Tuesday, August 21, 2018

Like Strozk, FEC Commissioner Weintraub Should Be Recused from Trump Cases

(This is the first in a series of five posts on the demonstrated bias of Democratic FEC Commissioner Ellen Weintraub.  The second is here, the third is here, and the last installments will be posted in the next few days.)

From the Department of Justice to FBI leadership to the halls of Congress to American public opinion, nobody can credibly defend the conduct of FBI investigator Peter Strozk.  His blatant and deeply personal bias against Donald Trump, the subject of his investigation, and his politicization of FBI investigations cannot be condoned.  Strozk and his girlfriend Lisa Page were properly removed from the Mueller investigation team.  Even after their removal, however, their involvement in the Clinton email investigation and the Russian meddling investigation has left both investigations tainted.

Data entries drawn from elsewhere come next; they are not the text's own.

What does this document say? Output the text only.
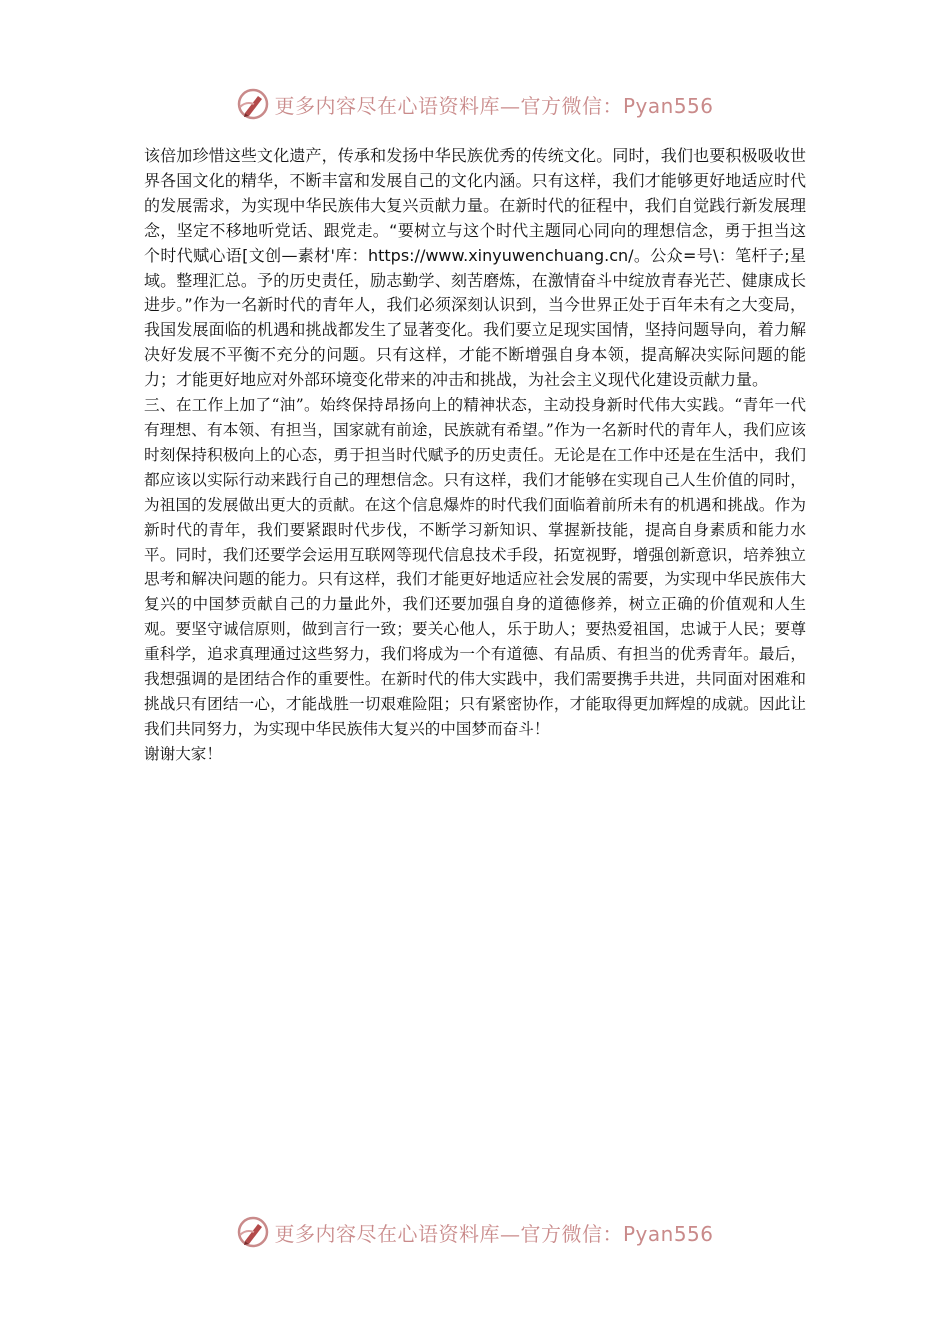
更多内容尽在心语资料库—官方微信：Pyan556

该倍加珍惜这些文化遗产，传承和发扬中华民族优秀的传统文化。同时，我们也要积极吸收世界各国文化的精华，不断丰富和发展自己的文化内涵。只有这样，我们才能够更好地适应时代的发展需求，为实现中华民族伟大复兴贡献力量。在新时代的征程中，我们自觉践行新发展理念，坚定不移地听党话、跟党走。“要树立与这个时代主题同心同向的理想信念，勇于担当这个时代赋心语[文创—素材'库：https://www.xinyuwenchuang.cn/。公众=号\：笔杆子;星域。整理汇总。予的历史责任，励志勤学、刻苦磨炼，在激情奋斗中绽放青春光芒、健康成长进步。”作为一名新时代的青年人，我们必须深刻认识到，当今世界正处于百年未有之大变局，我国发展面临的机遇和挑战都发生了显著变化。我们要立足现实国情，坚持问题导向，着力解决好发展不平衡不充分的问题。只有这样，才能不断增强自身本领，提高解决实际问题的能力；才能更好地应对外部环境变化带来的冲击和挑战，为社会主义现代化建设贡献力量。

三、在工作上加了“油”。始终保持昂扬向上的精神状态，主动投身新时代伟大实践。“青年一代有理想、有本领、有担当，国家就有前途，民族就有希望。”作为一名新时代的青年人，我们应该时刻保持积极向上的心态，勇于担当时代赋予的历史责任。无论是在工作中还是在生活中，我们都应该以实际行动来践行自己的理想信念。只有这样，我们才能够在实现自己人生价值的同时，为祖国的发展做出更大的贡献。在这个信息爆炸的时代我们面临着前所未有的机遇和挑战。作为新时代的青年，我们要紧跟时代步伐，不断学习新知识、掌握新技能，提高自身素质和能力水平。同时，我们还要学会运用互联网等现代信息技术手段，拓宽视野，增强创新意识，培养独立思考和解决问题的能力。只有这样，我们才能更好地适应社会发展的需要，为实现中华民族伟大复兴的中国梦贡献自己的力量此外，我们还要加强自身的道德修养，树立正确的价值观和人生观。要坚守诚信原则，做到言行一致；要关心他人，乐于助人；要热爱祖国，忠诚于人民；要尊重科学，追求真理通过这些努力，我们将成为一个有道德、有品质、有担当的优秀青年。最后，我想强调的是团结合作的重要性。在新时代的伟大实践中，我们需要携手共进，共同面对困难和挑战只有团结一心，才能战胜一切艰难险阻；只有紧密协作，才能取得更加辉煌的成就。因此让我们共同努力，为实现中华民族伟大复兴的中国梦而奋斗！

谢谢大家！

更多内容尽在心语资料库—官方微信：Pyan556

Which brings us to other law enforcement agencies and officials whose prejudice and enmity for President Trump is as deep and even more vocal than Peter Strozk's.  Strozk was a small player, one of several line investigators, and his personal emails and opinions about Trump -- as explicit and biased as they were -- pale by comparison to mounting evidence of anti-Trump prejudice in the office of Democratic Federal Election Commission Vice Chair Ellen Weintraub -- a Commission decision maker and powerful leader of the agency who is scheduled to become agency Chair in four months. 

Commissioner Weintraub has joined the political opposition to President Trump.  Weintraub started lobbing gratuitous political volleys at President Trump soon after he was took office.  She publicly jousted with President Trump over claims of voter fraud, an issue outside the jurisdiction of the FEC.  That drew a complaint to the FEC Inspector General.  Weintraub quickly -- and lamely -- attempted to link her foray into the President's voter fraud politics to her official duties as a Commissioner, while at the same time rallying her own political support on Twitter and elsewhere, declaring that she would not be "silenced." 

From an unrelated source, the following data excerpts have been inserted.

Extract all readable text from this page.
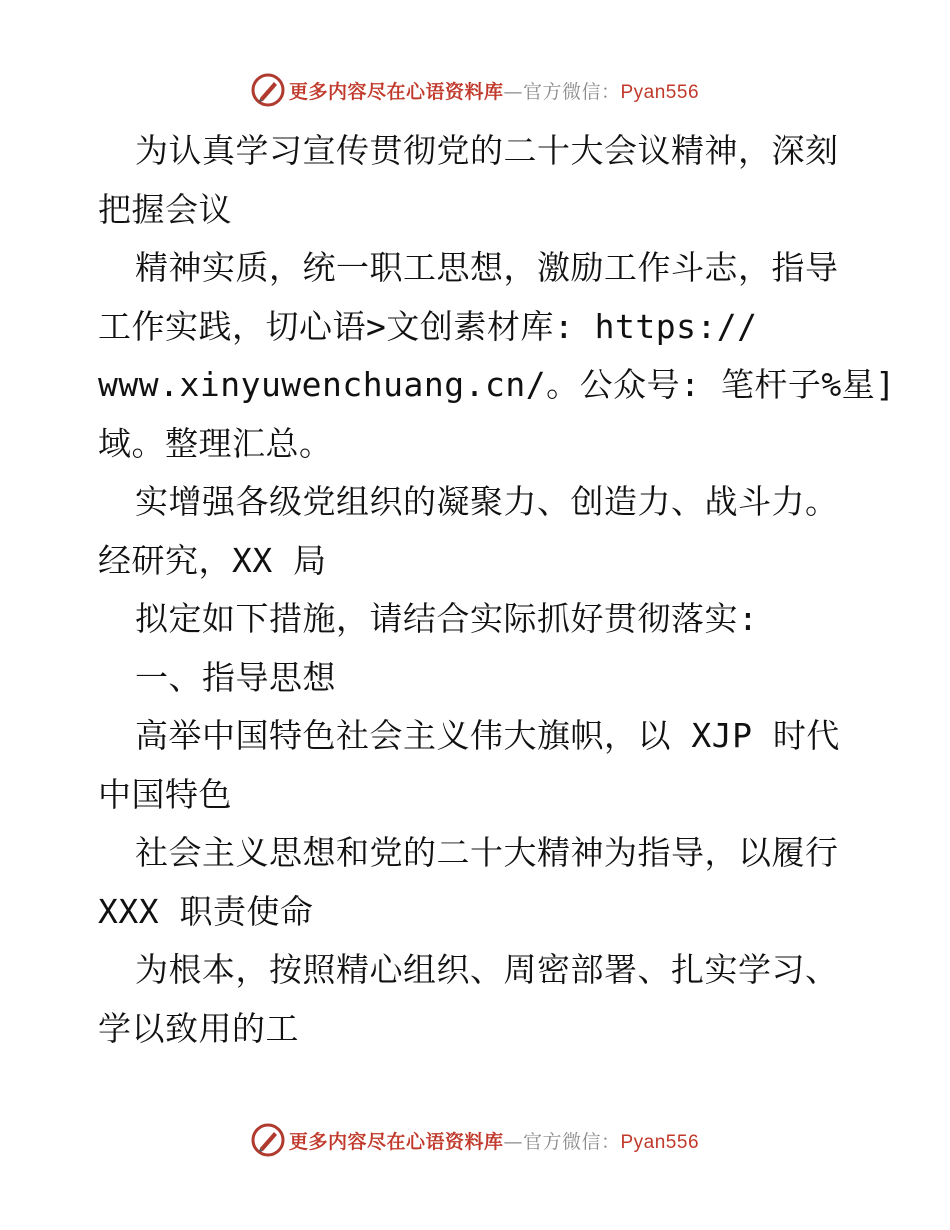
更多内容尽在心语资料库—官方微信：Pyan556
为认真学习宣传贯彻党的二十大会议精神，深刻
把握会议
精神实质，统一职工思想，激励工作斗志，指导
工作实践，切心语>文创素材库: https://
www.xinyuwenchuang.cn/。公众号: 笔杆子%星]
域。整理汇总。
实增强各级党组织的凝聚力、创造力、战斗力。
经研究，XX 局
拟定如下措施，请结合实际抓好贯彻落实:
一、指导思想
高举中国特色社会主义伟大旗帜，以 XJP 时代
中国特色
社会主义思想和党的二十大精神为指导，以履行
XXX 职责使命
为根本，按照精心组织、周密部署、扎实学习、
学以致用的工
更多内容尽在心语资料库—官方微信：Pyan556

But Weintraub's post hoc effort at legitimization was transparent. A single Commissioner has no authority to launch an investigation by letter to the President (or any other witness).  Her missives to the President could not possibly constitute the conduct of official FEC business because it was unauthorized and out of order.  This was confirmed when Project Veritas confronted Weintraub with actual evidence of voter fraud in New Hampshire and asked her pointedly what she intended to do about it, but Weintraub suddenly claimed she could not comment publicly on the issue.  She has done nothing since that time to prioritize the issue.  Letters loudly jousting with the President took priority, but serious, official action can wait and must remain hush-hush.      

Weintraub also published a mean-spirited diatribe against the President's legal counselin a Washington Post op-ed at the beginning of the administration.  That's far afield from the business of the FEC, and its terms were so personal and nasty that Weintraub's hatred for the Trump campaign and its lawyer were on full display. 

All this political jousting indicates one thing: that Commissioner Weintraub started off with a clear bias against Donald Trump, his lawyer, and his administration.